Way talks those Weapons of Mass Destruction, "Incredible Hulk" and "Wolverine"

Tue, November 22nd, 2005 at 12:00am PST

Comic Books
Dave Richards, Staff Writer

In a world populated by Super Soldiers, Thunder Gods and Golden Guardians of Good, they are two of the most dangerous beings alive. They are the Incredible Hulk and Wolverine, Marvel Comics living weapons of mass destruction. Beginning this month, both characters are now under the direction of writer Daniel Way. Way's four part story arc "Peace in Our Time" began last week in the pages of "Incredible Hulk" #88 and Way takes over next week as the new regular writer of "Wolverine" with the beginning of a story arc titled "Origins and Endings" in issue #36. CBR News spoke with Way about both characters and what he has in store for Marvel's two most lethally capable heroes.

Way's Hulk arc, "Peace in our Time," was originally intended to be a stand-alone mini-series, but snowballed into something much larger. "I got to a certain point and I was like, 'This ending it isn't logical. It should be this ending,'" Way told CBR News. "I called up Axel [Axel Alonso] and asked, 'Do you think I can get away with this?' He paused and said, 'I don't have a problem with that.' Two or three days later he called back. It had made the rounds at Marvel pretty quickly. They were like, 'We're going to take 'Peace In Our Time' and we're going to put it into the regular 'Hulk' run. Then we're going to use it to tee up the way we're going to go with the 'Hulk.' This 'Planet Hulk' story line.'"

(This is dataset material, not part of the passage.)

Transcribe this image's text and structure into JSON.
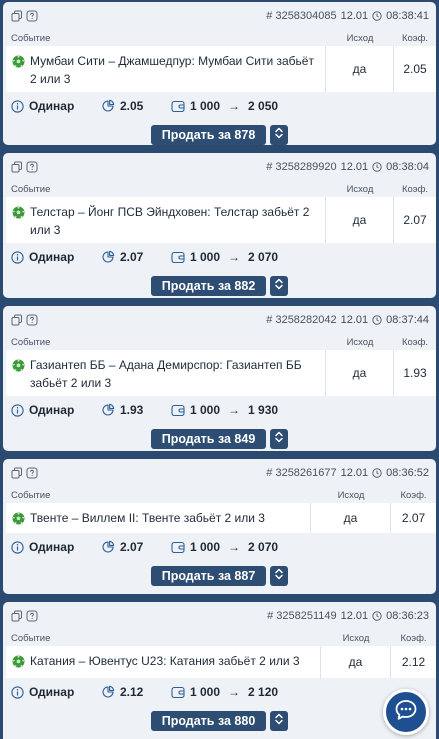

As readers of "Incredible Hulk" #88 saw, Bruce Banner is currently living as a hermit in Northern Alaska. "He's bought a trapper's cabin. He's a fucking nuclear engineer, he doesn't know anything about trapping," Way said. "So that's not working out for him. He's been doing a lot of fishing-- actually the Hulk has been doing a lot of fishing. He's having supplies flown in. but that's something you have to pay for and he's running out of money."

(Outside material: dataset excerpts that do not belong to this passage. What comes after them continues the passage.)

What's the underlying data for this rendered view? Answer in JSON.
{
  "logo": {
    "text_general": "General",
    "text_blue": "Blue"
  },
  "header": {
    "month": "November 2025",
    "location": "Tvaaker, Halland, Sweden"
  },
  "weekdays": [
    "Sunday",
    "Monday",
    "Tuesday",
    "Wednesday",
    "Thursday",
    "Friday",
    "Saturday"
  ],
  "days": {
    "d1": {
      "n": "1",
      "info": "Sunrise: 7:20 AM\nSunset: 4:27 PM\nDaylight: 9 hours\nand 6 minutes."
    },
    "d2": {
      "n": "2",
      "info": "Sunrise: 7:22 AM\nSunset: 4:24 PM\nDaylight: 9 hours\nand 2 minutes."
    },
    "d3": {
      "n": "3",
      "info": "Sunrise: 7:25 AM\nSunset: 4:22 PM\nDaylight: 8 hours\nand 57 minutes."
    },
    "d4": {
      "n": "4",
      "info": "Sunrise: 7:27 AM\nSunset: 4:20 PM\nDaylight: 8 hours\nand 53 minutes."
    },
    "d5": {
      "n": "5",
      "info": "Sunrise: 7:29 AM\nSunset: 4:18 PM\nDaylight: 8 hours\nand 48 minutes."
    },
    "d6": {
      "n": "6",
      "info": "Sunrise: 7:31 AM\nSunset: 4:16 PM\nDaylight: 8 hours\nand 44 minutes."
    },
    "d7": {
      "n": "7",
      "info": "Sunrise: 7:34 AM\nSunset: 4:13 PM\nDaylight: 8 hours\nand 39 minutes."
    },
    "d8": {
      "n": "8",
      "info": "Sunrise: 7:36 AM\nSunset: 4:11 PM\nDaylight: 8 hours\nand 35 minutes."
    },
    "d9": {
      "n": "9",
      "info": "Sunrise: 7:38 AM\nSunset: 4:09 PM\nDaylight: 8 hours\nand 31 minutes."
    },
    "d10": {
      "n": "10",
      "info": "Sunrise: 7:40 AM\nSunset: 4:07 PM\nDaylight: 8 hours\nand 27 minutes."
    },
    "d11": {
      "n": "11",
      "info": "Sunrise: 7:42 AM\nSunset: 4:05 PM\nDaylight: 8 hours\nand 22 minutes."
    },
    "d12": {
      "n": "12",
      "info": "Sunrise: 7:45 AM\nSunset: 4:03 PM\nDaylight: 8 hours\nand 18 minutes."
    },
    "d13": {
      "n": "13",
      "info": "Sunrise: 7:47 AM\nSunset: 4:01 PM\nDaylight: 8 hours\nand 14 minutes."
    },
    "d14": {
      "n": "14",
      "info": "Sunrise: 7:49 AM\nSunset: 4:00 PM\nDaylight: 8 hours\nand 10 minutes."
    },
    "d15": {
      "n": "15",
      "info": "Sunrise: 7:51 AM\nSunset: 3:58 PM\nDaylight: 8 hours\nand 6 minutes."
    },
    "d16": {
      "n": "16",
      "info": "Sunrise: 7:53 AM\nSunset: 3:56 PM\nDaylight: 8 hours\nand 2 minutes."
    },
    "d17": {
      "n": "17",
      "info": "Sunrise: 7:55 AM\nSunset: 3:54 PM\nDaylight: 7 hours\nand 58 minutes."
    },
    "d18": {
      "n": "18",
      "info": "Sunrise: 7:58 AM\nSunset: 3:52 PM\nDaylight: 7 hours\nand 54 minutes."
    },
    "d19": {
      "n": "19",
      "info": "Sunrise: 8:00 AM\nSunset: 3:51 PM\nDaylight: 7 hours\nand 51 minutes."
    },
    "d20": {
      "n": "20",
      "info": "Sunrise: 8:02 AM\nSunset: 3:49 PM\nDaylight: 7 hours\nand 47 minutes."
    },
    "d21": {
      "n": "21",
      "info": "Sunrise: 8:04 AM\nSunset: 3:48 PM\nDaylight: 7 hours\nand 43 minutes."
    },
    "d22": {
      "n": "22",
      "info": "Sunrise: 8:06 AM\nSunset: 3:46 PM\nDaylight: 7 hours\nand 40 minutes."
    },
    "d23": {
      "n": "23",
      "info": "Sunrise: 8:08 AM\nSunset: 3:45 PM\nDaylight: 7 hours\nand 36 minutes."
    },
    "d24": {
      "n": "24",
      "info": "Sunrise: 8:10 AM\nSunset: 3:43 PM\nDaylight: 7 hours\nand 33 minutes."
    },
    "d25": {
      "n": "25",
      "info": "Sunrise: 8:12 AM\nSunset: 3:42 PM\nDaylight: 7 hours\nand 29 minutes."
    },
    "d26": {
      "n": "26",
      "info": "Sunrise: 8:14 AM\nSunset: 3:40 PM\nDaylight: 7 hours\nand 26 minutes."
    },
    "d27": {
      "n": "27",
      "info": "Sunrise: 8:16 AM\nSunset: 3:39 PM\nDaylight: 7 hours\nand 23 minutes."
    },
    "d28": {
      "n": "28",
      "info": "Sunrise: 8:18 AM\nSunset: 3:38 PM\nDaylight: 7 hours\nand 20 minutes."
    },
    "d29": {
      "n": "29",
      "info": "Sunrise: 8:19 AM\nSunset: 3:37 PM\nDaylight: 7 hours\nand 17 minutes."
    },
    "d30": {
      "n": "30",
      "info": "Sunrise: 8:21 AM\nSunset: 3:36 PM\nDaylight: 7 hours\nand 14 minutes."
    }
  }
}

Banner has chosen to exile himself to the icy tundra of Alaska as a way of dealing with one of his defining personality traits. "He carries around a lot of guilt. At least I see it that way and I think Peter David just kind of reiterated this point. He's a nuclear engineer. He's a weapons builder," Way explained. "It's not even ironic. It's more tragic than anything that he becomes the world's most dangerous living weapon. He never would have been on that test site if he hadn't chosen to make weapons for a living.

"The other thing is that Bruce Banner is a brilliant guy, yet he can't do anything about the Hulk problem," Way continued. "I'm projecting onto the character, but I think there would be a lot of shame there. Not only is it his fault, but he can't do anything to stop it. It's compounded in a tragic way by the fact that the Hulk will never let him atone for his sins. Bruce Banner can't walk into a police station and say I did this and that. The cops, if they believed him, what are they going to do? Put him in jail? As soon as they lay their hands on him things are going to get horrible."

Readers of the first part of "Peace in Our Time" saw that Way's Hulk is a monster of few words. " Peter David is a great writer, a very witty writer, but we don't write the character the same way," Way explained. "He took the character in a lot of interesting places. He splintered the personality and did all kinds of stuff. As far as I'm concerned there's Bruce Banner and there's the Hulk inside. There's no savage Hulk or whatever. I don't get into all that stuff."

The main plot of "Peace in Our Time" has Banner and his monstrous alter ego recruited by the government to do what they do best-- destroy things. "Banner is tracked down and cornered by Nick Fury and asked to help SHIELD bring in this Cold War era space weapon," Way said. "The problem is it has an artificial intelligence to it. It can adapt to any power source. It's wildly adaptable.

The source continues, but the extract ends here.